Concrete use cases include customer support chatbots that remember individual user preferences and previous issues, eliminating the need for customers to repeat information across multiple sessions. Software development assistants can maintain context about a developer's preferred programming languages, ongoing projects, and technical expertise level to provide more relevant coding suggestions. Educational AI tutors can track student learning progress, preferred explanation styles, and knowledge gaps to personalize lesson plans and explanations. Sales and marketing automation tools can remember customer interests, communication history, and purchase intent to deliver more targeted recommendations. In each scenario, users experience outcomes like reduced repetition, increased personalization, and more efficient interactions that feel continuous rather than isolated. The structured memory system ensures that important details like 'User mentioned working on a microservices migration last week' or 'User prefers async/await patterns over callbacks' are preserved and utilized appropriately.
Target users include developers building AI-powered applications, particularly those working on chatbots, virtual assistants, and any LLM-integrated software requiring personalized interactions. The platform supports deployment on user-owned infrastructure with PostgreSQL database storage, ensuring data privacy and security for organizations with compliance requirements. Technical implementation involves using the GetProfile SDK or pointing existing OpenAI/AI-SDK configurations to the GetProfile proxy endpoint with minimal code changes. Pricing follows an open-source model with free forever access under Apache 2.0 licensing for self-hosted deployments, while a managed cloud service with one-click setup is announced as coming soon for users preferring hassle-free management. The summary takeaway reinforces that GetProfile transforms AI interactions from generic exchanges into continuous, context-aware conversations by providing structured, evolving user profiles that remember what matters across sessions.

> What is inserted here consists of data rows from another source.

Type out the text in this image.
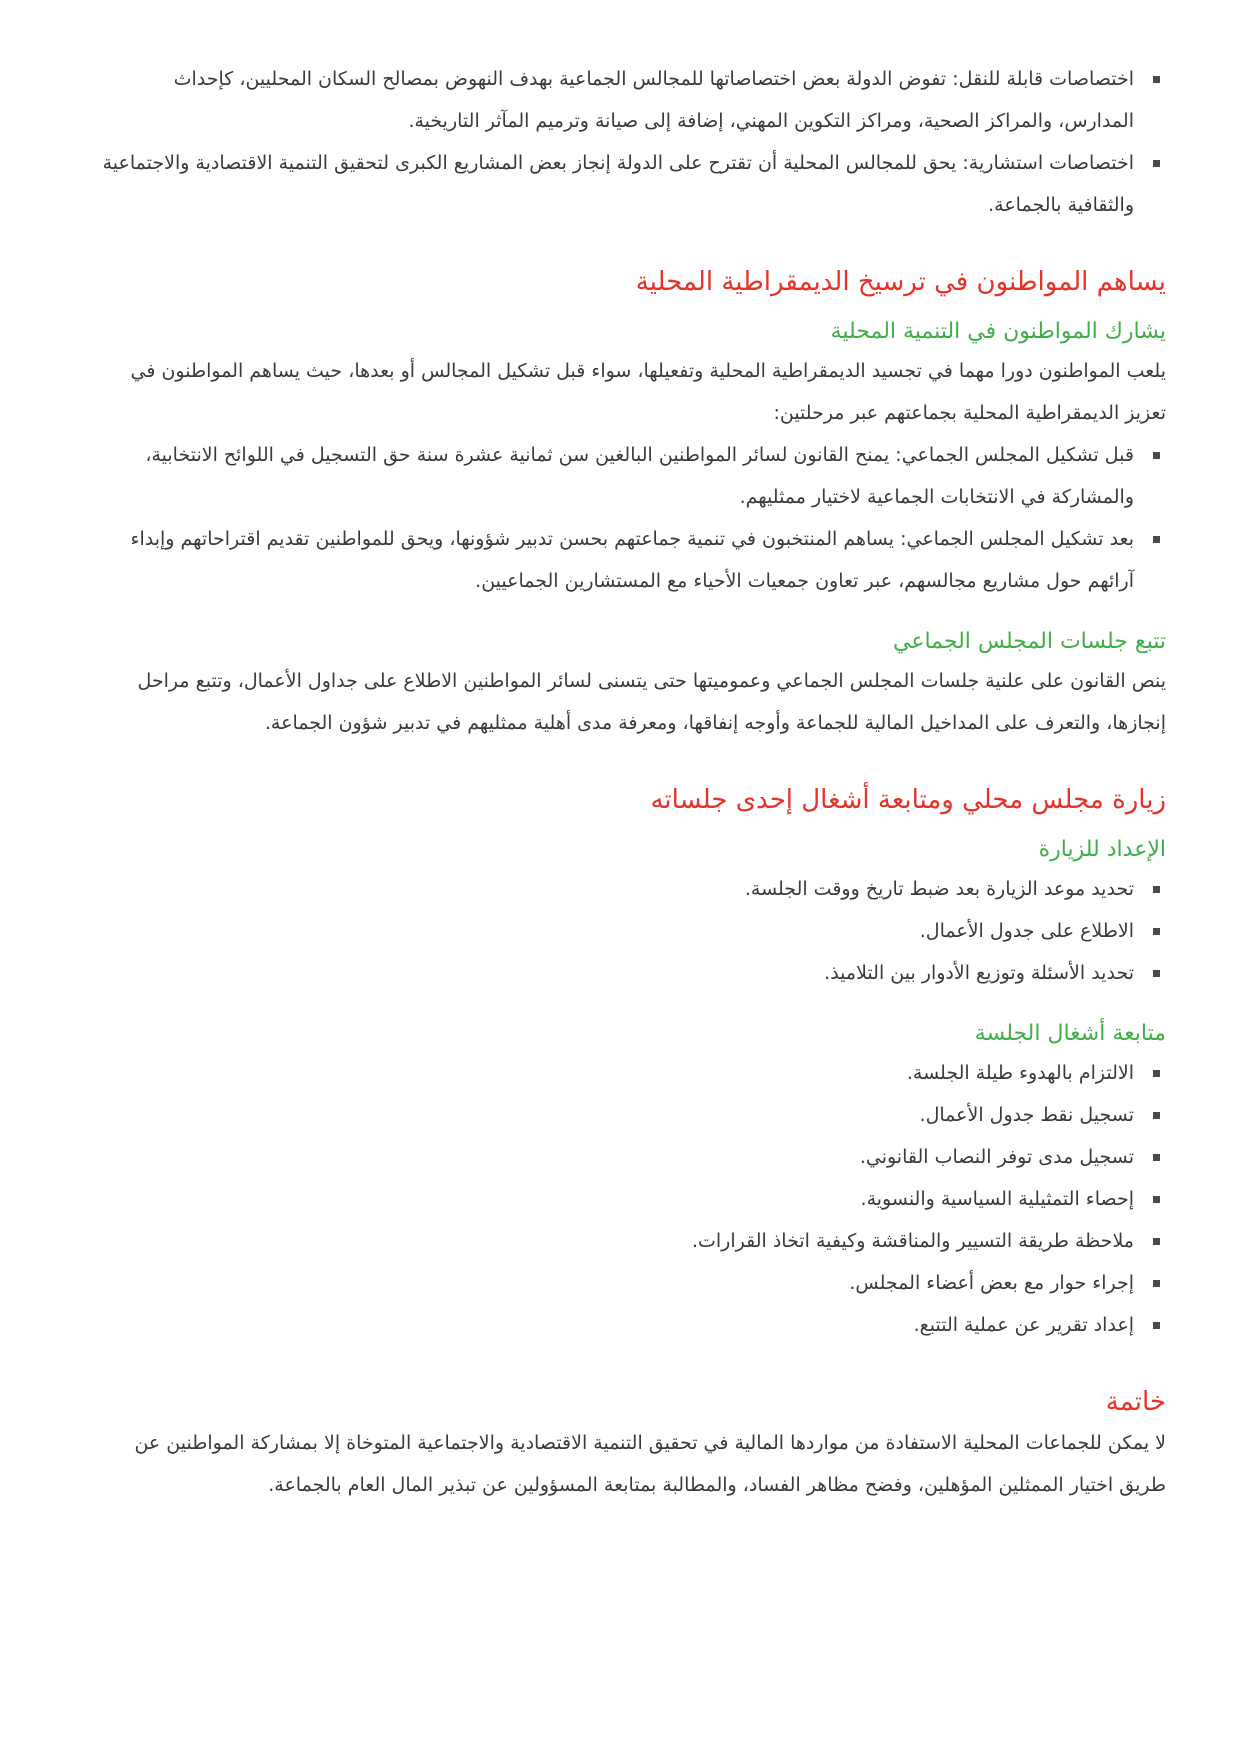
اختصاصات قابلة للنقل: تفوض الدولة بعض اختصاصاتها للمجالس الجماعية بهدف النهوض بمصالح السكان المحليين، كإحداث المدارس، والمراكز الصحية، ومراكز التكوين المهني، إضافة إلى صيانة وترميم المآثر التاريخية.
اختصاصات استشارية: يحق للمجالس المحلية أن تقترح على الدولة إنجاز بعض المشاريع الكبرى لتحقيق التنمية الاقتصادية والاجتماعية والثقافية بالجماعة.
يساهم المواطنون في ترسيخ الديمقراطية المحلية
يشارك المواطنون في التنمية المحلية

يلعب المواطنون دورا مهما في تجسيد الديمقراطية المحلية وتفعيلها، سواء قبل تشكيل المجالس أو بعدها، حيث يساهم المواطنون في تعزيز الديمقراطية المحلية بجماعتهم عبر مرحلتين:

قبل تشكيل المجلس الجماعي: يمنح القانون لسائر المواطنين البالغين سن ثمانية عشرة سنة حق التسجيل في اللوائح الانتخابية، والمشاركة في الانتخابات الجماعية لاختيار ممثليهم.
بعد تشكيل المجلس الجماعي: يساهم المنتخبون في تنمية جماعتهم بحسن تدبير شؤونها، ويحق للمواطنين تقديم اقتراحاتهم وإبداء آرائهم حول مشاريع مجالسهم، عبر تعاون جمعيات الأحياء مع المستشارين الجماعيين.
تتبع جلسات المجلس الجماعي

ينص القانون على علنية جلسات المجلس الجماعي وعموميتها حتى يتسنى لسائر المواطنين الاطلاع على جداول الأعمال، وتتبع مراحل إنجازها، والتعرف على المداخيل المالية للجماعة وأوجه إنفاقها، ومعرفة مدى أهلية ممثليهم في تدبير شؤون الجماعة.

زيارة مجلس محلي ومتابعة أشغال إحدى جلساته
الإعداد للزيارة
تحديد موعد الزيارة بعد ضبط تاريخ ووقت الجلسة.
الاطلاع على جدول الأعمال.
تحديد الأسئلة وتوزيع الأدوار بين التلاميذ.
متابعة أشغال الجلسة
الالتزام بالهدوء طيلة الجلسة.
تسجيل نقط جدول الأعمال.
تسجيل مدى توفر النصاب القانوني.
إحصاء التمثيلية السياسية والنسوية.
ملاحظة طريقة التسيير والمناقشة وكيفية اتخاذ القرارات.
إجراء حوار مع بعض أعضاء المجلس.
إعداد تقرير عن عملية التتبع.
خاتمة

لا يمكن للجماعات المحلية الاستفادة من مواردها المالية في تحقيق التنمية الاقتصادية والاجتماعية المتوخاة إلا بمشاركة المواطنين عن طريق اختيار الممثلين المؤهلين، وفضح مظاهر الفساد، والمطالبة بمتابعة المسؤولين عن تبذير المال العام بالجماعة.
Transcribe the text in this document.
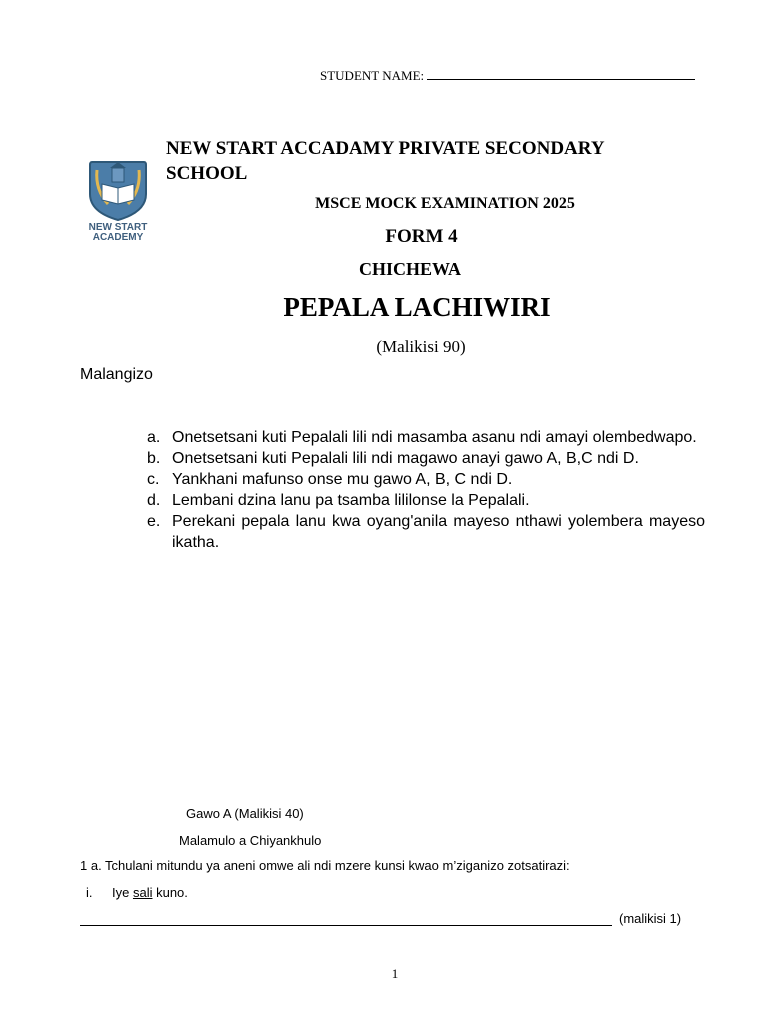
STUDENT NAME:
NEW START
ACADEMY
NEW START ACCADAMY PRIVATE SECONDARY SCHOOL
MSCE MOCK EXAMINATION 2025
FORM 4
CHICHEWA
PEPALA LACHIWIRI
(Malikisi 90)
Malangizo
a. Onetsetsani kuti Pepalali lili ndi masamba asanu ndi amayi olembedwapo.
b. Onetsetsani kuti Pepalali lili ndi magawo anayi gawo A, B,C ndi D.
c. Yankhani mafunso onse mu gawo A, B, C ndi D.
d. Lembani dzina lanu pa tsamba lililonse la Pepalali.
e. Perekani pepala lanu kwa oyang'anila mayeso nthawi yolembera mayeso ikatha.
Gawo A (Malikisi 40)
Malamulo a Chiyankhulo
1 a. Tchulani mitundu ya aneni omwe ali ndi mzere kunsi kwao m’ziganizo zotsatirazi:
i. Iye sali kuno.
(malikisi 1)
1
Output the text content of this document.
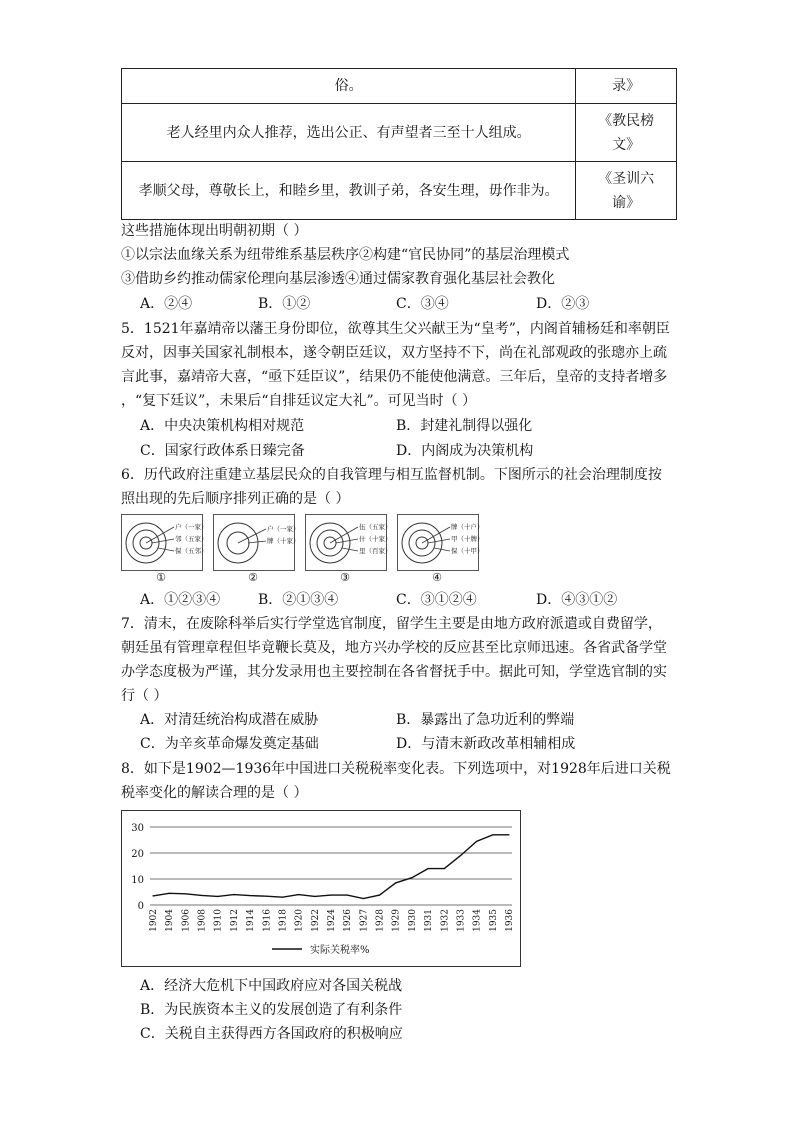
俗。	录》
老人经里内众人推荐，选出公正、有声望者三至十人组成。	《教民榜
文》
孝顺父母，尊敬长上，和睦乡里，教训子弟，各安生理，毋作非为。	《圣训六
谕》
这些措施体现出明朝初期（ ）
①以宗法血缘关系为纽带维系基层秩序②构建“官民协同”的基层治理模式
③借助乡约推动儒家伦理向基层渗透④通过儒家教育强化基层社会教化
A．②④	B．①②	C．③④	D．②③
5．1521年嘉靖帝以藩王身份即位，欲尊其生父兴献王为“皇考”，内阁首辅杨廷和率朝臣
反对，因事关国家礼制根本，遂令朝臣廷议，双方坚持不下，尚在礼部观政的张璁亦上疏
言此事，嘉靖帝大喜，“亟下廷臣议”，结果仍不能使他满意。三年后，皇帝的支持者增多
，“复下廷议”，未果后“自排廷议定大礼”。可见当时（ ）
A．中央决策机构相对规范	B．封建礼制得以强化
C．国家行政体系日臻完备	D．内阁成为决策机构
6．历代政府注重建立基层民众的自我管理与相互监督机制。下图所示的社会治理制度按
照出现的先后顺序排列正确的是（ ）
户（一家）
邻（五家）
保（五邻）
①
户（一家）
牌（十家）
②
伍（五家）
什（十家）
里（百家）
③
牌（十户）
甲（十牌）
保（十甲）
④
A．①②③④	B．②①③④	C．③①②④	D．④③①②
7．清末，在废除科举后实行学堂选官制度，留学生主要是由地方政府派遣或自费留学，
朝廷虽有管理章程但毕竟鞭长莫及，地方兴办学校的反应甚至比京师迅速。各省武备学堂
办学态度极为严谨，其分发录用也主要控制在各省督抚手中。据此可知，学堂选官制的实
行（ ）
A．对清廷统治构成潜在威胁	B．暴露出了急功近利的弊端
C．为辛亥革命爆发奠定基础	D．与清末新政改革相辅相成
8．如下是1902—1936年中国进口关税税率变化表。下列选项中，对1928年后进口关税
税率变化的解读合理的是（ ）
0
10
20
30
1902 1904 1906 1908 1910 1912 1914 1916 1918 1920 1922 1924 1926 1927 1928 1929 1930 1931 1932 1933 1934 1935 1936
实际关税率%
A．经济大危机下中国政府应对各国关税战
B．为民族资本主义的发展创造了有利条件
C．关税自主获得西方各国政府的积极响应
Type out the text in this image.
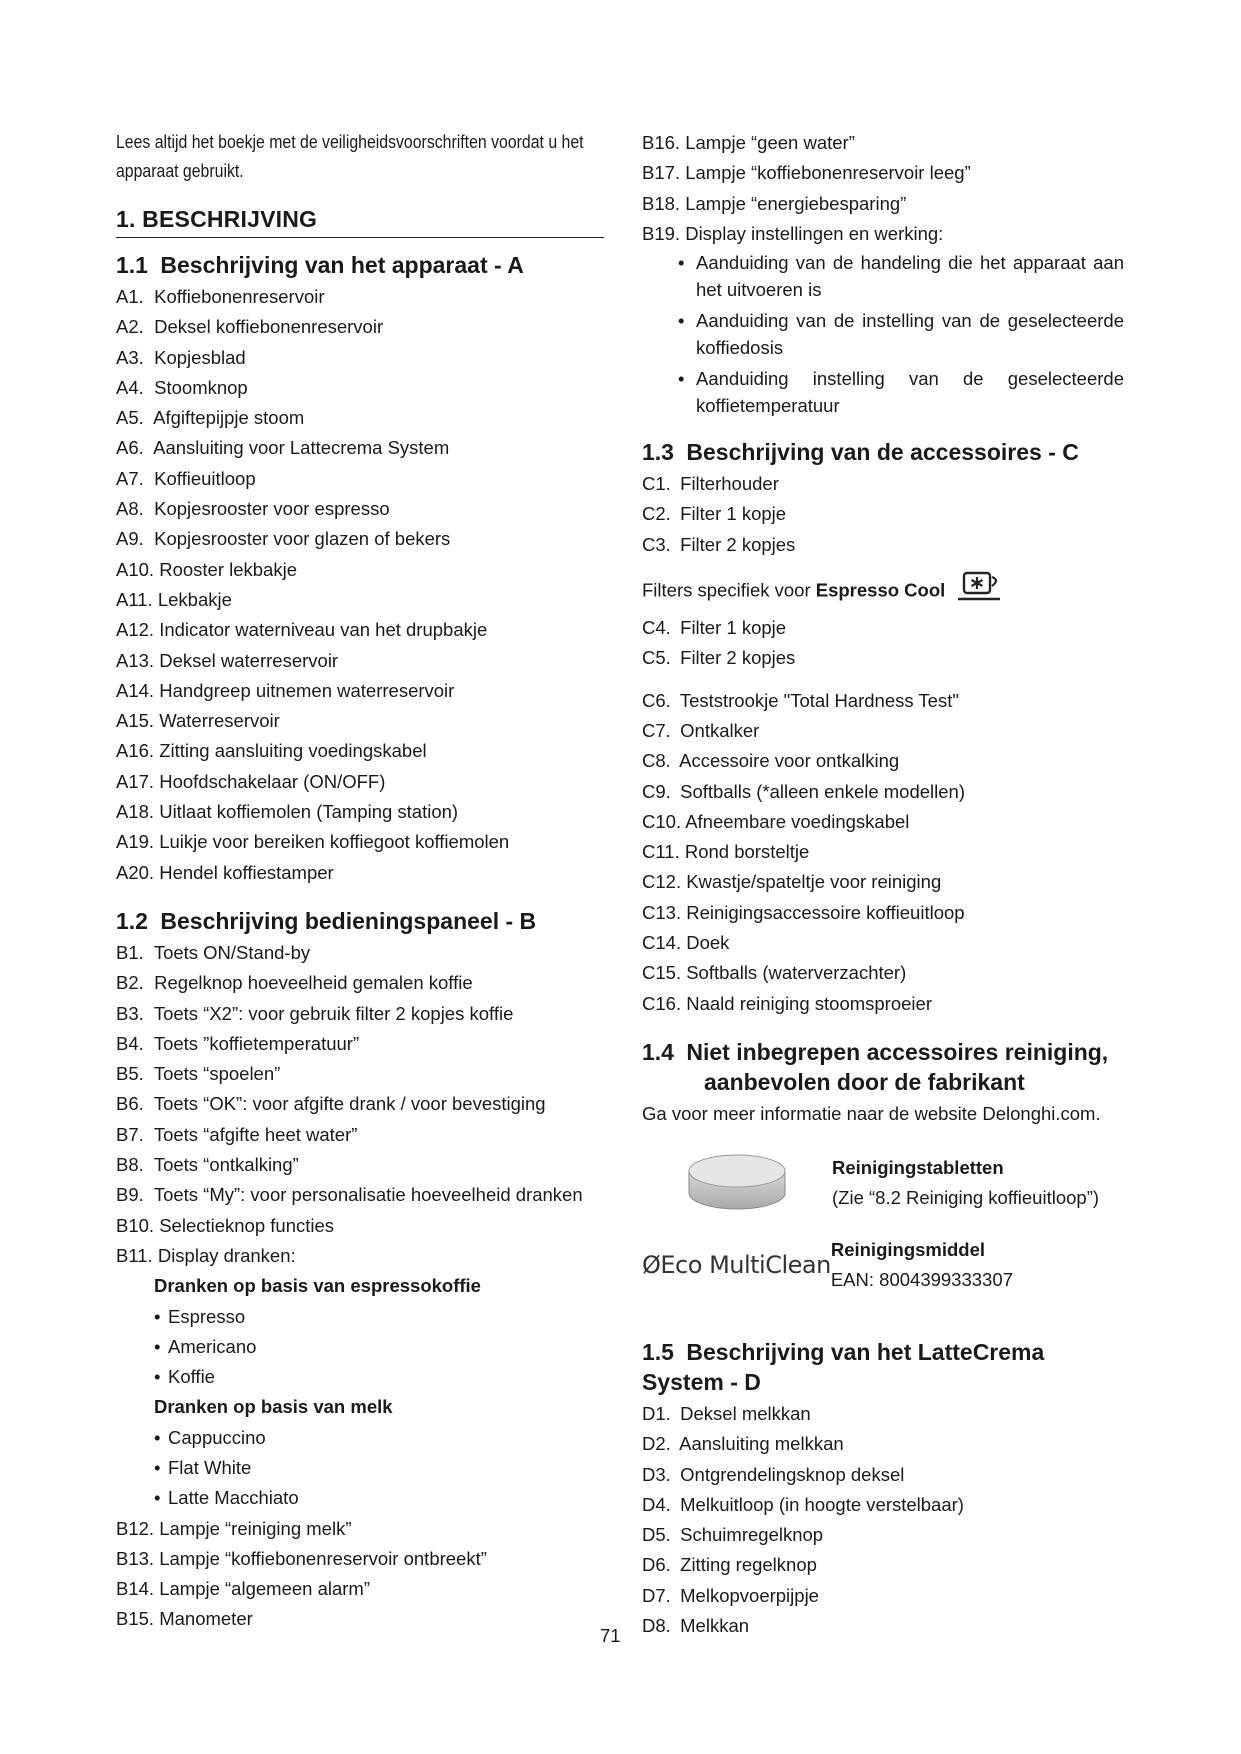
Lees altijd het boekje met de veiligheidsvoorschriften voordat u het apparaat gebruikt.

1. BESCHRIJVING
1.1 Beschrijving van het apparaat - A
A1. Koffiebonenreservoir
A2. Deksel koffiebonenreservoir
A3. Kopjesblad
A4. Stoomknop
A5. Afgiftepijpje stoom
A6. Aansluiting voor Lattecrema System
A7. Koffieuitloop
A8. Kopjesrooster voor espresso
A9. Kopjesrooster voor glazen of bekers
A10. Rooster lekbakje
A11. Lekbakje
A12. Indicator waterniveau van het drupbakje
A13. Deksel waterreservoir
A14. Handgreep uitnemen waterreservoir
A15. Waterreservoir
A16. Zitting aansluiting voedingskabel
A17. Hoofdschakelaar (ON/OFF)
A18. Uitlaat koffiemolen (Tamping station)
A19. Luikje voor bereiken koffiegoot koffiemolen
A20. Hendel koffiestamper
1.2 Beschrijving bedieningspaneel - B
B1. Toets ON/Stand-by
B2. Regelknop hoeveelheid gemalen koffie
B3. Toets “X2”: voor gebruik filter 2 kopjes koffie
B4. Toets ”koffietemperatuur”
B5. Toets “spoelen”
B6. Toets “OK”: voor afgifte drank / voor bevestiging
B7. Toets “afgifte heet water”
B8. Toets “ontkalking”
B9. Toets “My”: voor personalisatie hoeveelheid dranken
B10. Selectieknop functies
B11. Display dranken:
Dranken op basis van espressokoffie
• Espresso
• Americano
• Koffie
Dranken op basis van melk
• Cappuccino
• Flat White
• Latte Macchiato
B12. Lampje “reiniging melk”
B13. Lampje “koffiebonenreservoir ontbreekt”
B14. Lampje “algemeen alarm”
B15. Manometer
B16. Lampje “geen water”
B17. Lampje “koffiebonenreservoir leeg”
B18. Lampje “energiebesparing”
B19. Display instellingen en werking:
• Aanduiding van de handeling die het apparaat aan het uitvoeren is
• Aanduiding van de instelling van de geselecteerde koffiedosis
• Aanduiding instelling van de geselecteerde koffietemperatuur
1.3 Beschrijving van de accessoires - C
C1. Filterhouder
C2. Filter 1 kopje
C3. Filter 2 kopjes
Filters specifiek voor Espresso Cool
C4. Filter 1 kopje
C5. Filter 2 kopjes
C6. Teststrookje "Total Hardness Test"
C7. Ontkalker
C8. Accessoire voor ontkalking
C9. Softballs (*alleen enkele modellen)
C10. Afneembare voedingskabel
C11. Rond borsteltje
C12. Kwastje/spateltje voor reiniging
C13. Reinigingsaccessoire koffieuitloop
C14. Doek
C15. Softballs (waterverzachter)
C16. Naald reiniging stoomsproeier
1.4 Niet inbegrepen accessoires reiniging,
aanbevolen door de fabrikant
Ga voor meer informatie naar de website Delonghi.com.
Reinigingstabletten
(Zie “8.2 Reiniging koffieuitloop”)
ØEco MultiClean
Reinigingsmiddel
EAN: 8004399333307
1.5 Beschrijving van het LatteCrema System - D
D1. Deksel melkkan
D2. Aansluiting melkkan
D3. Ontgrendelingsknop deksel
D4. Melkuitloop (in hoogte verstelbaar)
D5. Schuimregelknop
D6. Zitting regelknop
D7. Melkopvoerpijpje
D8. Melkkan
71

Developers building AI-powered applications requiring personalized interactions, particularly those working on chatbots, virtual assistants, and LLM-integrated software. Organizations needing self-hosted solutions for data privacy and compliance, including enterprises with sensitive user data. Technical teams using OpenAI or compatible APIs who want to add persistent memory without rewriting existing code. Open-source adopters seeking transparent, auditable AI infrastructure under Apache 2.0 licensing. Companies implementing customer-facing AI agents that require continuity across conversations and adaptive personalization based on user history.